- Title: Rabbi (Rash)

Personal life
- Born: c. 1150 Falaise, Duchy of Normandy (present-day France)
- Died: c. 1230 Acre, Kingdom of Jerusalem (present-day Israel)
- Known for: Leading French Tosafist; commentaries on the Mishnah
- Relatives: Isaac of Dampierre (brother)

Religious life
- Religion: Judaism

Jewish leader
- Teacher: Rabbeinu Tam, David ben Kalonymus, Isaac ben Samuel

= Samson ben Abraham of Sens =

French Jewish rabbi (c. 1150 – c. 1230)

Samson ben Abraham of Sens (שמשון בן אברהם משאנץ; c. 1150 - c. 1230) was one of the leading French Tosafists in the second half of the 12th and the beginning of the 13th centuries. He was the most outstanding student and the spiritual heir of Rabbi Isaac ben Samuel ha-Zaken (the Ri). He is also known as "the Rash" ( הר"ש; an acronym of his name) or "the Prince of Sens", and within Tosafot as "Rashba".

==Biography==
He was probably born in Falaise, Calvados, where his grandfather, the tosafist Samson ben Joseph, called "the Elder", lived. He studied under Rabbeinu Tam at Troyes and David ben Kalonymus of Münzenberg, and for ten years, together with his older brother R. Yitzhak (known as the "Ritzba"), attended the Yeshiva of Rabbi Isaac ben Samuel ha-Zaken (the Ri) of Dampierre, after whose death he took charge of the yeshiva of Sens. The Rosh said of him that only Rabbeinu Tam and Rabbi Isaac ben Samuel exercised greater influence upon Talmudical studies in France and in Germany during the 13th century.

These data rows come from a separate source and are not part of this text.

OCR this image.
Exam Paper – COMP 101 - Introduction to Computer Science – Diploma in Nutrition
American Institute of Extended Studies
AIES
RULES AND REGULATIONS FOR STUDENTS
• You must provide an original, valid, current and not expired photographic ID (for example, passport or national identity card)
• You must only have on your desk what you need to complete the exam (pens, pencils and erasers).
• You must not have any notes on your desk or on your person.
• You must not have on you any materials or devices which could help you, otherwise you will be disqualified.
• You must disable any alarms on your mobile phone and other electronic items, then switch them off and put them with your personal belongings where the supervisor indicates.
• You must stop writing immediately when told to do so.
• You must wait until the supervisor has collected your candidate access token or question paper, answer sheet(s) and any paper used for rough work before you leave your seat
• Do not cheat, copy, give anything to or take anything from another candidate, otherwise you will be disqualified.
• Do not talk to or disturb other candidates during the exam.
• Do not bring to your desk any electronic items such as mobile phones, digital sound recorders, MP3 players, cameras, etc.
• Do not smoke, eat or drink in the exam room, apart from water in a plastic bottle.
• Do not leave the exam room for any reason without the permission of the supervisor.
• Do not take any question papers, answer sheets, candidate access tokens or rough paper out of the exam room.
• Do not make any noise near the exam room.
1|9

The Rash sided with the opponents of Maimonides in their disputes. He kept up a lively correspondence with Rabbi Meïr Abulafia, and like him, condemned Maimonides' rationalistic views on bodily resurrection and Talmudic haggadah. He also sided with Rabbi Abulafia in his objection to some of Maimonides' halachic views, and reproached Maimonides for not having indicated the Talmudic sources in his Mishneh Torah. However, he did express his great admiration for Maimonides saying, "I have heard that the gates of wisdom have been revealed to him". Later on he quarreled with Rabbi Abulafia because Abulafia was offended by some of his remarks.

Due to persecution of the Jews by Pope Innocent III, the Rash joined 300 English and French rabbis in emigrating to Palestine about 1211. For some years he lived in Jerusalem, hence he is designated "the Jerusalemite" or "Rabbi Samson of the Land of Israel". He died in Acre around 1230 and he was buried at the foot of Mount Carmel.
Just before his death, he was the founder of the Talmudic School of Acre. This allowed Yehiel of Paris, among others, to settle in Haifa after the trial of the Talmud in 1240 and a new expulsion of the Jews of France.

==Works==
He authored many tosafot, abridged by Eliezer of Touques. They are fundamentally important, the principal sources for the interpretation of the Talmud. In addition to the many tosafot he composed, he also authored a commentary on two of the Mishnaic orders, Zeraim and Tohorot.

He frequently refers therein to the Jerusalem Talmud, to which he devoted more attention than any of his predecessors or contemporaries, and to the older compilations Tosefta, Mechilta, Sifra, and Sifre, and he tries to reconcile the discrepancies between them and the Mishnah. He refers to Nathan ben Jehiel, to Rashi, to Rabbi Isaac ben Melchizedek of Siponto, and other authorities, but never mentions Rambam's commentary, which he probably did not know.

According to Jacob ben Aksai, Rabbi Samson also wrote commentaries on Shekalim, Eduyot, Middot, and Dinnim, but none are extant.

He also wrote a commentary on the Sifra; for this, besides other older works, he utilized the commentary of Abraham ben David of Posquières (Rabad), which he quotes under the designation "Hachmei Lunel" or "Hachmei Provence", without mentioning the author's name.

Rabbi Meïr Abulafia speaks of Rabbi Samson's father, Abraham, as a pious, saintly, and noble man. Rabbi Samson's brother, Isaac of Dampierre (Riba), also known as Isaac the Younger to distinguish him from his teacher Isaac the Elder (Isaac ben Samuel), whom he succeeded as principal of the school of Dampierre, is also one of the prominent tosafists. He wrote some liturgical poems (piyutim) and a commentary on the Pentateuch. He died about 1210, and Rabbi Samson attended his funeral. Both brothers are frequently mentioned in works such as Or Zarua, The Mordechai, Orchot Chaim, SeMaG, Semak (authored by a student of the Rash), Kol Bo, Sha'are Dura, Haggahot Maimuniyyot, Terumat HaDeshen and similar works, and by Asher ben Jehiel and Meir of Rothenburg.